Graph the linear function. Give its domain and range. \( f(x)=-5 x+3 \)

Let's analyze the linear function \( f(x) = -5x + 3 \) step by step to determine its domain and range. ### Step 1: Determine the Domain The domain of a linear function is all real numbers since there are no restrictions on the values that \( x \) can take. Therefore, the domain is: \[ \text{Domain: } (-\infty, \infty) \] ### Step 2: Determine the Range Similarly, the range of a linear function is also all real numbers because as \( x \) takes on all real values, \( f(x) \) will also take on all real values.
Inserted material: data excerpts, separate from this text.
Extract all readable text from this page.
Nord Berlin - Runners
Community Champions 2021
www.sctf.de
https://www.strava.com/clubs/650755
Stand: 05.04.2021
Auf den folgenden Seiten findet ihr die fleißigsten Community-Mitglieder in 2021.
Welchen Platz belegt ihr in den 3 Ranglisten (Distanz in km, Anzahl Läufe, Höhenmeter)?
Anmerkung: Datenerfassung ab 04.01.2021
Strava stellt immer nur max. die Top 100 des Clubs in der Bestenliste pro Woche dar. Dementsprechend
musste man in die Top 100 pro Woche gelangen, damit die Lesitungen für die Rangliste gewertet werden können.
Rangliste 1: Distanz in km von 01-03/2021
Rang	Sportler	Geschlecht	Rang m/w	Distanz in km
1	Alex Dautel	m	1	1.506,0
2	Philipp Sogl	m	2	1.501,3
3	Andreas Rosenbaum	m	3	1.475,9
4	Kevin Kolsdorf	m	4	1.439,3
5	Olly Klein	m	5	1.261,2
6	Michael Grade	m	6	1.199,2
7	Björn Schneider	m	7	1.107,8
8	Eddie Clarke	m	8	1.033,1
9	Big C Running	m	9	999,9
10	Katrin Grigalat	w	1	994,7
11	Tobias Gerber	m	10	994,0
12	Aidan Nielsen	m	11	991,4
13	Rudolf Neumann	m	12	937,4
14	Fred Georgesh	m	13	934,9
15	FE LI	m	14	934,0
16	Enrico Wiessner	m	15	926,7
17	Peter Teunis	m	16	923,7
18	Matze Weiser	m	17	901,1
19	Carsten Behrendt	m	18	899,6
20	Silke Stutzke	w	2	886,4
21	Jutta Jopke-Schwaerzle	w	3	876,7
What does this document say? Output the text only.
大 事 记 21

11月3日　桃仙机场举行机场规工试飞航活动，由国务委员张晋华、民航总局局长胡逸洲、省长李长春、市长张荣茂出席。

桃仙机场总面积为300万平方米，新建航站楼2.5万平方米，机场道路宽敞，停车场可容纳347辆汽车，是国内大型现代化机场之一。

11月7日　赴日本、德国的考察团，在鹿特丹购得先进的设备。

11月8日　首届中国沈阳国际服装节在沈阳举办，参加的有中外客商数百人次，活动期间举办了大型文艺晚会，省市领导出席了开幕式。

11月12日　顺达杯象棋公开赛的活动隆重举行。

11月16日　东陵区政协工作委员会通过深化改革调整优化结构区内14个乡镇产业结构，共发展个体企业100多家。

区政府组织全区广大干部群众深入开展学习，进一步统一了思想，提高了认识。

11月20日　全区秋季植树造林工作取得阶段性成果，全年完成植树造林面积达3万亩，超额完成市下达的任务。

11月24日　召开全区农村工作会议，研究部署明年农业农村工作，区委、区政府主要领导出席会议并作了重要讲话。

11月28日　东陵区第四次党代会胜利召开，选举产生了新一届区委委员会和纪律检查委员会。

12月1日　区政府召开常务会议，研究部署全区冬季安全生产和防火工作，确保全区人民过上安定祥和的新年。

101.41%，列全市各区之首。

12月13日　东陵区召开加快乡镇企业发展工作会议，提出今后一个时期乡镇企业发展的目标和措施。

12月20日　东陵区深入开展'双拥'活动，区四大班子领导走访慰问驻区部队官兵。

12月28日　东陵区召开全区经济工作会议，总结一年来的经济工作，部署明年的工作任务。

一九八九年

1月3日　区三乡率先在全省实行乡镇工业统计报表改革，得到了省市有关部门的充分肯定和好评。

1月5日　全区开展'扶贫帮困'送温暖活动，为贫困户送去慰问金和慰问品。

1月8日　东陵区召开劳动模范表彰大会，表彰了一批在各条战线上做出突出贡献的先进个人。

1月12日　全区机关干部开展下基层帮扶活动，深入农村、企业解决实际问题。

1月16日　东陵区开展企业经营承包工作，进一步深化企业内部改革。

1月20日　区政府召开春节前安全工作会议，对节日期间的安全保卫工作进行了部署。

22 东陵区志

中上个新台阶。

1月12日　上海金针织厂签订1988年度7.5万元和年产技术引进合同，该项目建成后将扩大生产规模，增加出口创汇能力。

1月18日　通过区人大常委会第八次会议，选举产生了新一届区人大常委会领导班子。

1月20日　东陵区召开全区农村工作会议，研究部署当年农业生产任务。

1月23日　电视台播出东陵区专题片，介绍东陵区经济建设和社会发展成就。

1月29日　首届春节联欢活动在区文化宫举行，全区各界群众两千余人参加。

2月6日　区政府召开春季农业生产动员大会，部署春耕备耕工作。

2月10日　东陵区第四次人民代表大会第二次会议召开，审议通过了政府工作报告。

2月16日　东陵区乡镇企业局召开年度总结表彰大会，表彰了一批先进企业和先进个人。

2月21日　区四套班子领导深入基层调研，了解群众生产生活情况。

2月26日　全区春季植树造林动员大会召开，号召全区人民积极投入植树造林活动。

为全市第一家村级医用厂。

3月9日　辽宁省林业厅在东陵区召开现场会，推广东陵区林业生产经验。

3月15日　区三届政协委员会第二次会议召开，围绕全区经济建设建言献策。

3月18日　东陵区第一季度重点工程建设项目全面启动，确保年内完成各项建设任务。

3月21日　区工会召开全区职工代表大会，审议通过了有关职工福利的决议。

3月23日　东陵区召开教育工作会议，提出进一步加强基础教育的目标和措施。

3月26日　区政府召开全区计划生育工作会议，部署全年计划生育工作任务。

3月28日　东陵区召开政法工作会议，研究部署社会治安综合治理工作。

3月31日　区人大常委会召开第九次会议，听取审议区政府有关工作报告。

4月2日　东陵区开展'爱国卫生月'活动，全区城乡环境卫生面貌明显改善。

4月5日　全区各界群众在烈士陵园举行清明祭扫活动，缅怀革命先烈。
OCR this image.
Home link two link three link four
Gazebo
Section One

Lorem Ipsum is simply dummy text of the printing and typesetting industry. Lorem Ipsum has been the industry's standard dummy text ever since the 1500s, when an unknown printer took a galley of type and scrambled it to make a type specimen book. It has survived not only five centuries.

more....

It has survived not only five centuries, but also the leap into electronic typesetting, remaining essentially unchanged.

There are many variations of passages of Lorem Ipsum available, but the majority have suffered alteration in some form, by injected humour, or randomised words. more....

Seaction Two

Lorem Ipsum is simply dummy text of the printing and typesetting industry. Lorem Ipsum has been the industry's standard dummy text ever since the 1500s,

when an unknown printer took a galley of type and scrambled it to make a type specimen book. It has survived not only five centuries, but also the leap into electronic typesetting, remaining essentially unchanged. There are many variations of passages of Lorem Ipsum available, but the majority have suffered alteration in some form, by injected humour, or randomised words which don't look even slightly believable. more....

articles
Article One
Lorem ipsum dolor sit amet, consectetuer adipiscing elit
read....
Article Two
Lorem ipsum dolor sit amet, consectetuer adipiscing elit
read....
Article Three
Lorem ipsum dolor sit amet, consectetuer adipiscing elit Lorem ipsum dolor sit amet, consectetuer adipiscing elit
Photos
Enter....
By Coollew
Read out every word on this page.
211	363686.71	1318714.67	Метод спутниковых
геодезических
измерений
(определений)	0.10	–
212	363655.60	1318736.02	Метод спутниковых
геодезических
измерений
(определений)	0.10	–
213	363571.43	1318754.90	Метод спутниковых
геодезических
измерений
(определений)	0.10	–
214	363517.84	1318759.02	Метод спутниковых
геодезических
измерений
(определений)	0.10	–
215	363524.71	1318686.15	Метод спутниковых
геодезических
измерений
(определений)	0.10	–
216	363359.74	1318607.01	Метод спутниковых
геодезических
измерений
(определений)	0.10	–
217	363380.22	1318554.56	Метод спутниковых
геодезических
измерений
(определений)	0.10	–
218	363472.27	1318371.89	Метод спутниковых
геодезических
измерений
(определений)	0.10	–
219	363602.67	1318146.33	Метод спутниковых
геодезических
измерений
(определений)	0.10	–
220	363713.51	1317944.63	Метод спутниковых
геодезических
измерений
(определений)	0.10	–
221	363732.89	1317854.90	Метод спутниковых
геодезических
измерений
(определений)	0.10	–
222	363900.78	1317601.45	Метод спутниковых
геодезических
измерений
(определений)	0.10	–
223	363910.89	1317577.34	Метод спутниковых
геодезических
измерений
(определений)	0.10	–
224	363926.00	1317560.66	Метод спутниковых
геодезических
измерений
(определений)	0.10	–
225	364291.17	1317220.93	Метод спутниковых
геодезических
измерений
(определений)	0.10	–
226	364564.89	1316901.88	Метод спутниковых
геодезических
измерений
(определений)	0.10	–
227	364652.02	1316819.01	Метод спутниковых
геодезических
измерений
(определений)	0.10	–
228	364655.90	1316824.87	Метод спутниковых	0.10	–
Thus, the range is: \[ \text{Range: } (-\infty, \infty) \] ### Summary - **Domain:** \( (-\infty, \infty) \) - **Range:** \( (-\infty, \infty) \) ### Graphing the Function While I cannot plot the graph directly, I can describe how to graph it: 1. **Identify the y-intercept:** Set \( x = 0 \): \[ f(0) = -5(0) + 3 = 3 \] So, the y-intercept is at the point \( (0, 3) \). 2. **Identify another point:** Choose \( x = 1 \): \[ f(1) = -5(1) + 3 = -2 \] So, another point is \( (1, -2) \). 3. **Draw the line:** Plot the points \( (0, 3) \) and \( (1, -2) \) on a coordinate plane and draw a straight line through them, extending in both directions. This will give you the graph of the linear function \( f(x) = -5x + 3 \).